Former Eskom chairman Reuel Khoza and businesswoman Anna Mokgokong, who were part of Amandla Omoya, have also opted to go their own way on the deal.

  • Vodafone SA’s governance director Bob Collymore was present at an ANC fundraiser, the night before opening of parliament in Cape Town last month to negotiate and build relations with the new ANC leadership;
  • Nat Kekana, a former chairman of the parliamentary portfolio committee on communications, ditched Ngcuka as a partner in Amandla Omoya and instead consulted ANC deputy president Kgalema Motlanthe; and
  • other partners who have deserted Ngcuka include consortiums headed by Reuel Khoza and Anna Mokgokong.

On Friday Ngcuka declined to discuss the ructions in the consortium, saying he was bound by a confidentiality agreement and, as such, could not comment on progress or lack thereof on the deal.

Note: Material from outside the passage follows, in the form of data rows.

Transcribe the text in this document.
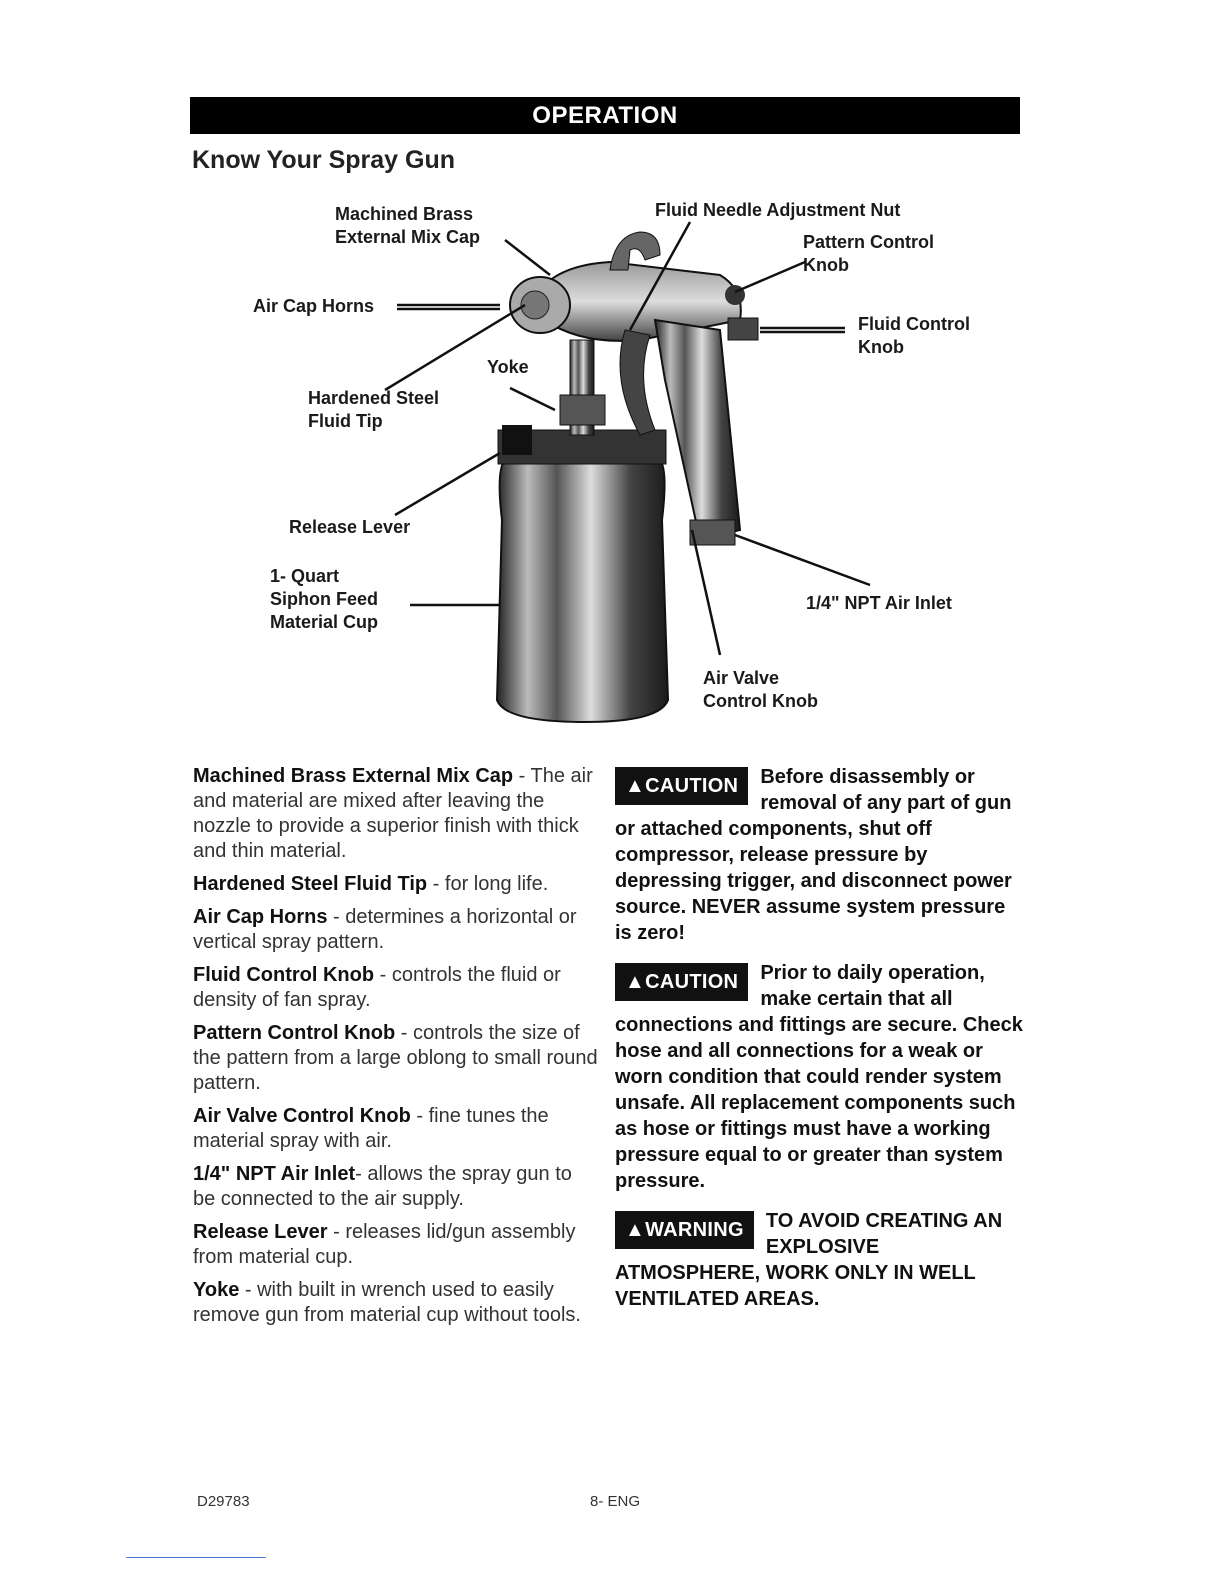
OPERATION
Know Your Spray Gun
Machined Brass
External Mix Cap
Fluid Needle Adjustment Nut
Pattern Control
Knob
Air Cap Horns
Fluid Control
Knob
Yoke
Hardened Steel
Fluid Tip
Release Lever
1- Quart
Siphon Feed
Material Cup
1/4" NPT Air Inlet
Air Valve
Control Knob

Machined Brass External Mix Cap - The air and material are mixed after leaving the nozzle to provide a superior finish with thick and thin material.

Hardened Steel Fluid Tip - for long life.

Air Cap Horns - determines a horizontal or vertical spray pattern.

Fluid Control Knob - controls the fluid or density of fan spray.

Pattern Control Knob - controls the size of the pattern from a large oblong to small round pattern.

Air Valve Control Knob - fine tunes the material spray with air.

1/4" NPT Air Inlet- allows the spray gun to be connected to the air supply.

Release Lever - releases lid/gun assembly from material cup.

Yoke - with built in wrench used to easily remove gun from material cup without tools.

▲CAUTION	Before disassembly or removal of any part of gun or attached components, shut off compressor, release pressure by depressing trigger, and disconnect power source. NEVER assume system pressure is zero!
▲CAUTION	Prior to daily operation, make certain that all connections and fittings are secure. Check hose and all connections for a weak or worn condition that could render system unsafe. All replacement components such as hose or fittings must have a working pressure equal to or greater than system pressure.
▲WARNING	TO AVOID CREATING AN EXPLOSIVE ATMOSPHERE, WORK ONLY IN WELL VENTILATED AREAS.
D29783	8- ENG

Kekana, whose own consortium is known as Mowana Five Mile, also declined to comment on the details of his bid. On Friday he told Business Times: “I can’t really talk about the deal,” adding that all bidders had signed confidentiality agreements.

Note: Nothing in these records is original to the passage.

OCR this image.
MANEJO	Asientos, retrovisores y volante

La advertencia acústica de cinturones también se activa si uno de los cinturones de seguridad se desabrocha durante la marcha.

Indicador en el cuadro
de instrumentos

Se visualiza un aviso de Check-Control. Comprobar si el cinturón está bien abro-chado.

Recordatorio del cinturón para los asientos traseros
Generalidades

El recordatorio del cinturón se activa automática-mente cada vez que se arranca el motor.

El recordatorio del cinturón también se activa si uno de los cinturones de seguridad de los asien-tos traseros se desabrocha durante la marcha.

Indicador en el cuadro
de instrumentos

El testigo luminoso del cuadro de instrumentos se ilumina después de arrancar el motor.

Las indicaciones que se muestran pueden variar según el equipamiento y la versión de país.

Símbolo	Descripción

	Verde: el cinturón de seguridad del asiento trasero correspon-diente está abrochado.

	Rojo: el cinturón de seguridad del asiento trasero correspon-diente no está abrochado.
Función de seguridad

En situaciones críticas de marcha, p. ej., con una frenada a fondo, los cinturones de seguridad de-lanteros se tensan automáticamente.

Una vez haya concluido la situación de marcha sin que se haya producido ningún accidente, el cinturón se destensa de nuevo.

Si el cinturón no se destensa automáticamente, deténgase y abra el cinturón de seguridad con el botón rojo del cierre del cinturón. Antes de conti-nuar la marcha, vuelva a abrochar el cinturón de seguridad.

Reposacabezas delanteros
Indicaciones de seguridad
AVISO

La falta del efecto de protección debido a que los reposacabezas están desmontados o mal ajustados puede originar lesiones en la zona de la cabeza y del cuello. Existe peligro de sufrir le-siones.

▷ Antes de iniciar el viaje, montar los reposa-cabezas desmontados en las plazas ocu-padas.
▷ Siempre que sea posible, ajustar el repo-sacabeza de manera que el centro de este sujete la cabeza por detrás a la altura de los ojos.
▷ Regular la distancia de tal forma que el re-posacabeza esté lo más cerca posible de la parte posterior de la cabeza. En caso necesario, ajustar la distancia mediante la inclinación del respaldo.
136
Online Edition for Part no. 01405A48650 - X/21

He said he was not part of Amandla Omoya — the initial cluster of consortiums with which Ngcuka was associated.

Meanwhile, Ngcuka, who owns a 35% stake in Sail, which does events promotion for Vodacom and Telkom, also declined to talk about whether there were moves to sideline him from the one of the biggest deals in his four years as an empowerment player.

Vodacom spokesman Nicolene Visser confirmed that changes in the structures of some of the consortiums had delayed the awarding of the empowerment deal.

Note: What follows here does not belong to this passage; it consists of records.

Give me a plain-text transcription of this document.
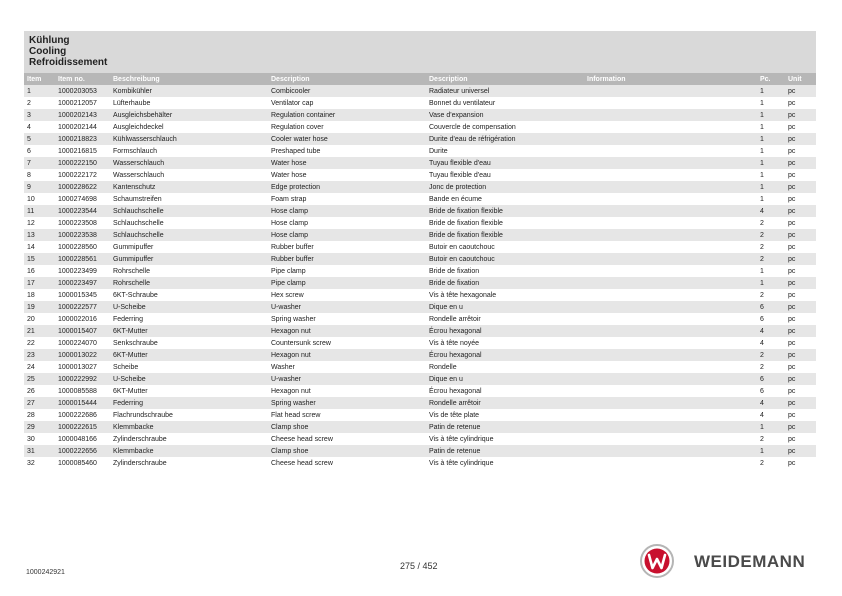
Kühlung
Cooling
Refroidissement
Item	Item no.	Beschreibung	Description	Description	Information	Pc.	Unit
1	1000203053	Kombikühler	Combicooler	Radiateur universel		1	pc
2	1000212057	Lüfterhaube	Ventilator cap	Bonnet du ventilateur		1	pc
3	1000202143	Ausgleichsbehälter	Regulation container	Vase d'expansion		1	pc
4	1000202144	Ausgleichdeckel	Regulation cover	Couvercle de compensation		1	pc
5	1000218823	Kühlwasserschlauch	Cooler water hose	Durite d'eau de réfrigération		1	pc
6	1000216815	Formschlauch	Preshaped tube	Durite		1	pc
7	1000222150	Wasserschlauch	Water hose	Tuyau flexible d'eau		1	pc
8	1000222172	Wasserschlauch	Water hose	Tuyau flexible d'eau		1	pc
9	1000228622	Kantenschutz	Edge protection	Jonc de protection		1	pc
10	1000274698	Schaumstreifen	Foam strap	Bande en écume		1	pc
11	1000223544	Schlauchschelle	Hose clamp	Bride de fixation flexible		4	pc
12	1000223508	Schlauchschelle	Hose clamp	Bride de fixation flexible		2	pc
13	1000223538	Schlauchschelle	Hose clamp	Bride de fixation flexible		2	pc
14	1000228560	Gummipuffer	Rubber buffer	Butoir en caoutchouc		2	pc
15	1000228561	Gummipuffer	Rubber buffer	Butoir en caoutchouc		2	pc
16	1000223499	Rohrschelle	Pipe clamp	Bride de fixation		1	pc
17	1000223497	Rohrschelle	Pipe clamp	Bride de fixation		1	pc
18	1000015345	6KT-Schraube	Hex screw	Vis à tête hexagonale		2	pc
19	1000222577	U-Scheibe	U-washer	Dique en u		6	pc
20	1000022016	Federring	Spring washer	Rondelle arrêtoir		6	pc
21	1000015407	6KT-Mutter	Hexagon nut	Écrou hexagonal		4	pc
22	1000224070	Senkschraube	Countersunk screw	Vis à tête noyée		4	pc
23	1000013022	6KT-Mutter	Hexagon nut	Écrou hexagonal		2	pc
24	1000013027	Scheibe	Washer	Rondelle		2	pc
25	1000222992	U-Scheibe	U-washer	Dique en u		6	pc
26	1000085588	6KT-Mutter	Hexagon nut	Écrou hexagonal		6	pc
27	1000015444	Federring	Spring washer	Rondelle arrêtoir		4	pc
28	1000222686	Flachrundschraube	Flat head screw	Vis de tête plate		4	pc
29	1000222615	Klemmbacke	Clamp shoe	Patin de retenue		1	pc
30	1000048166	Zylinderschraube	Cheese head screw	Vis à tête cylindrique		2	pc
31	1000222656	Klemmbacke	Clamp shoe	Patin de retenue		1	pc
32	1000085460	Zylinderschraube	Cheese head screw	Vis à tête cylindrique		2	pc
1000242921
275 / 452	WEIDEMANN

She would not elaborate but said that delays were also a result of new directives from Vodacom’s shareholders.

Asked about the collapse of Amandla Omoya, Visser said: “At this stage in the process Vodacom cannot comment on bids.”

According to the Caird Group, an empowerment consultancy, Vodacom’s executives could have intentionally delayed the deal and waited for the outcome of the ANC conference.

Director Paul Janisch said companies view it as necessary to have a relationship with the government of the day as “these relationships improve a company’s chances to either influence government policy or secure government business”.

“If you consider that government is the single biggest corporate in South Africa that generates about 40% of the economy’s total expenditure, it makes sense that companies want a slice of that pie.”

Referring to empowerment businessmen who were not in favour with the new ANC leadership, Janisch said: “Now if those people no longer have the necessary relationships in the new government then companies will be loath to include them in their shareholding structures.”

Although Business Times on Friday established that Vodafone chairman Sir John Bond had requested a meeting with the ANC leadership, his spokesman Bobby Leach denied the claim.

“I would not normally comment on this … but our chairman has no plans to travel to South Africa and has not asked for a meeting with the ANC,” he said.

The Vodacom empowerment deal is significant as it is bound to impact on Telkom’s sale of its disposal of a 50% stake in Vodacom, worth about R60-billion.

But it has been established that another bidder has emerged to take on the Saudi Oger Group, which has indicated that it wants to buy Telkom’s stake in Vodacom.